L’ancien haut conseiller du président des États-Unis, Elon Musk, manifeste peu de sympathie envers l’Union européenne, allant parfois jusqu’à diffuser des affirmations erronées à son sujet. Le retrait de son réseau social X, en mai 2023, du Code de bonnes pratiques contre la désinformation en est une illustration concrète.
Le phénomène des fake news n’est pas nouveau ; avec la montée en puissance d’Internet, des plateformes numériques et des réseaux sociaux, la désinformation prend aujourd’hui une ampleur inédite. Elle est accentuée par les algorithmes de tri et de recommandation, qui génèrent des bulles de filtres et favorisent la personnalisation de l’information, contribuant à isoler les internautes dans des espaces idéologiques clos.
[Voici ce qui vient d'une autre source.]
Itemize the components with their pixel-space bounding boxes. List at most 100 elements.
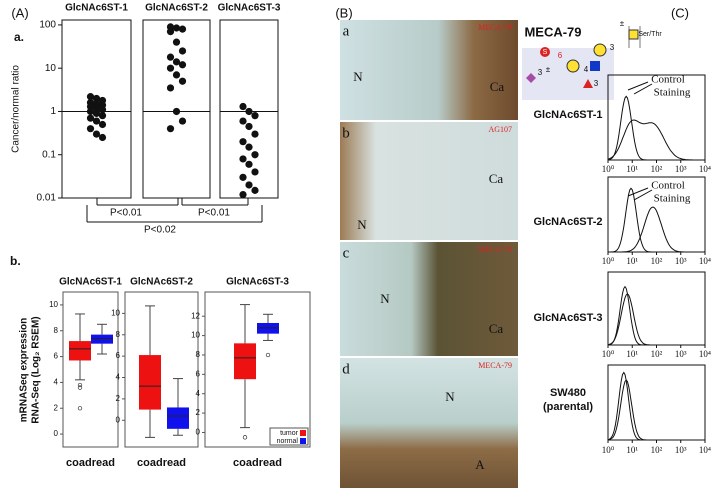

Ces environnements numériques favorisent l’émergence de discours complotistes, de rumeurs sur Internet et de propagande numérique, mettant en péril le pluralisme de l’information. Paradoxalement, les acteurs à l’origine de ces contenus se réclament souvent de la liberté d’expression numérique.
Face à cette menace croissante, l’Union européenne, fondée sur les valeurs de démocratie, de respect des droits fondamentaux et de sécurité numérique, se doit d’agir pour contrer les tentatives de manipulation de l’opinion publique.
Une stratégie européenne structurée pour lutter contre la désinformation
Depuis 2023, une commission spéciale sur le “bouclier européen de la démocratie” a été mise en place au Parlement européen. Elle se penche sur les cas d’ingérence électorale, notamment étrangère, dans le processus démocratique européen. Cette réponse vise directement les campagnes d’influence menées par la Russie ou certains courants politiques aux États-Unis.
Mais cette initiative s’inscrit dans un ensemble plus vaste de mesures comprenant la réglementation européenne du numérique, la recherche, l’expertise, et la régulation des contenus numériques, afin de lutter contre l’intox informationnelle.
Le Digital Services Act (DSA)
Le Digital Services Act (DSA), ou législation européenne sur les services numériques, est entré en application en 2023. Il impose de nouvelles règles aux GAFAM (Google, Amazon, Facebook, Apple et Microsoft) et autres grandes plateformes opérant dans l’Union européenne. L’objectif est de créer un espace numérique plus sûr et respectueux des droits fondamentaux.
Ce texte prévoit notamment :
- La suppression rapide des contenus illicites et des fausses informations en circulation ;
- La transparence sur les algorithmes de recommandation ;
- Des obligations de modération de contenu ;
- Un régime de sanctions dissuasif : jusqu’à 6 % du chiffre d’affaires annuel mondial de l’entreprise en cas de non-respect.
Le Media Freedom Act
Adopté en 2024, le Media Freedom Act vise à garantir la liberté des médias, leur indépendance éditoriale et le pluralisme de l’information dans l’ensemble de l’Union. Il s’attaque ainsi indirectement à la désinformation européenne en surveillant les concentrations médiatiques et les interférences politiques.
Un comité européen pour les services de médias est chargé de veiller à l’application de ces règles et à l’évaluation des risques liés à la cyber propagande.
L’IA Act
La régulation européenne sur l’intelligence artificielle, ou IA Act, marque une première mondiale, qui entrera pleinement en vigueur en 2026. Le texte adopte une approche fondée sur les risques, avec une typologie des systèmes d’IA :
- Risque minimal : pas de contrainte particulière ;
- Risque limité : obligation de transparence algorithmique ;
- Risque élevé : encadrement strict en cas de menace sur les droits fondamentaux ;
- Risque inacceptable : interdiction pure et simple
L’objectif est double : encadrer les intelligences artificielles tout en stimulant l’innovation technologique européenne. Le non-respect du règlement pourra entraîner des sanctions allant jusqu’à 7 % du chiffre d’affaires annuel mondial de l’entreprise, ce qui représente une amende maximale de 35 millions d’euros.
Ainsi, malgré la volonté affichée de l’Union européenne, la désinformation n’a, pour autant, pas encore disparu des réseaux sociaux. Néanmoins, les oppositions de Donald Trump, Elon Musk et Mark Zuckerberg (patron de Meta) à l’encontre du règlement DSA témoignent bien des effets attendus de cette législation sur les GAFAM et autres géants du numérique.